Supreme Court rejects The Sisters wind farm appeal

THE Supreme Court has dismissed an appeal by the developer of The Sisters wind farm, once again crushing plans for the 12-turbine project north-west of Terang.

Moyne Shire mayor Jim Doukas has welcomed the latest judgement, saying it was a “win for commonsense”.

Cr Doukas said the developing company, The Sisters Wind Farm (a subsidiary of Wind Farm Developments), had never managed to obtain a single permit for the project.

Moyne Shire planning officers recommended the development should be approved when it first came before the council in July 2009, but it was unanimously rejected in a vote moved by Cr Colin Ryan and seconded by Cr Doukas.

That decision was subsequently upheld at two separate Victorian Civil and Administrative Tribunal (VCAT) hearings.

“For it to get off the ground now, they’d have to apply for a new permit under the new (state) guidelines and it would never be approved,” Cr Doukas told The Standard yesterday.

Cr Bernie Harris, who lives in the district, said the project should never have come before the council.

“It was a shit planning issue that shouldn’t have gone anywhere in the first place,” Cr Harris said.

Local resident Linda Kenna said she was “thrilled” with the Supreme Court’s decision to deny another appeal by the company against the shire’s decision.

“We hope this four-year saga is over once and for all,” Ms Kenna told The Standard yesterday.

“These continuous appeals have caused so much anxiety in our community that we cannot rest easy until the 28 days Wind Farm Developments have to appeal to the High Court has passed.”

At its first hearing, VCAT said the project should be rejected on the grounds of noise alone, and used a new 2010 New Zealand standard to assess the noise impact rather than the more lenient 1998 standard that was referenced in the shire’s planning scheme.
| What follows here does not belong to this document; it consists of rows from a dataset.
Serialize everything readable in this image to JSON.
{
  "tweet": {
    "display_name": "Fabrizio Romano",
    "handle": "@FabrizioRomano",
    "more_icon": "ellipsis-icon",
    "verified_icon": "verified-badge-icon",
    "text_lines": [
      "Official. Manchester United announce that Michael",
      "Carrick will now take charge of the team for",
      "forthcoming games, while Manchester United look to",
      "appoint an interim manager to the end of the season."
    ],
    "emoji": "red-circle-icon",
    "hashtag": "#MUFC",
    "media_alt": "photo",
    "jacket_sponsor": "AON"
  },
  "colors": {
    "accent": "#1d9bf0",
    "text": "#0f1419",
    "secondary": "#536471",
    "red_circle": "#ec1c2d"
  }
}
The Sisters Wind Farm took the case to the Supreme Court, which found the tribunal had made an error of law and should have considered the 1998 standard. The VCAT decision was subsequently set aside and a new hearing was ordered on the issue of noise impacts.

However, before the next VCAT case could be heard, the state government introduced major reforms to wind farm planning controls, replacing the 1998 noise standard with the 2010 standard.
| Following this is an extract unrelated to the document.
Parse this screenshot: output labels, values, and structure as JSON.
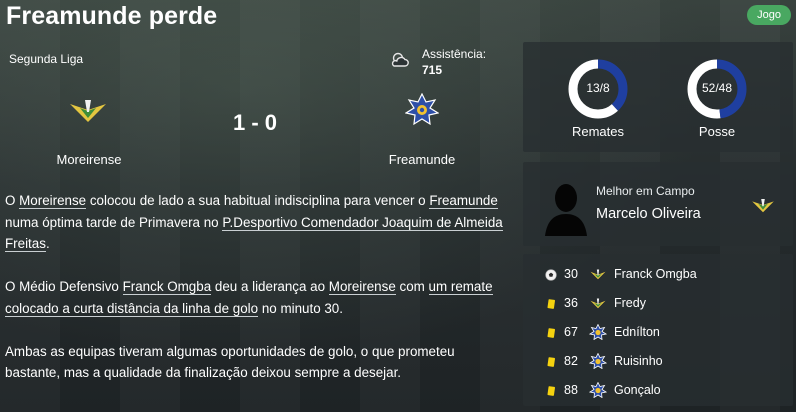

The changes also gave land owners the right to veto proposed wind turbines being built within two kilometres of their homes.

The Sisters Wind Farm argued that VCAT should base its new decision on the old guidelines because they were still in force when the tribunal made its first decision which was erroneous.

But the tribunal declared it had to make its judgement based on the planning scheme that was in force at the time of its decision and would therefore use the new standard. The company then appealed to the Supreme Court but Justice Karin Emerton dismissed the case last Friday afternoon, saying the tribunal’s declaration was made correctly.

“This result may seem harsh for the appellant, which has been deprived of the opportunity to have its application for a planning permit determined by reference to the more lenient 1998 standard through an error by the tribunal in its first decision that was apparently brought about by incorrect submissions as to the applicable standard made by council,” Justice Emerton said.

“However, the result is a product of the statutory framework for the review of planning decisions by the tribunal or, as the council puts it, the ‘building blocks’ of planning law, the tribunal’s review jurisdiction and judicial review of administrative action in Victoria.”

In its first hearing, VCAT also commented on the social division caused in the small community by the wind farm proposal.

“We feel that whatever our decision, the damage has already been done and that relationships within the community may never be the same again,” it said.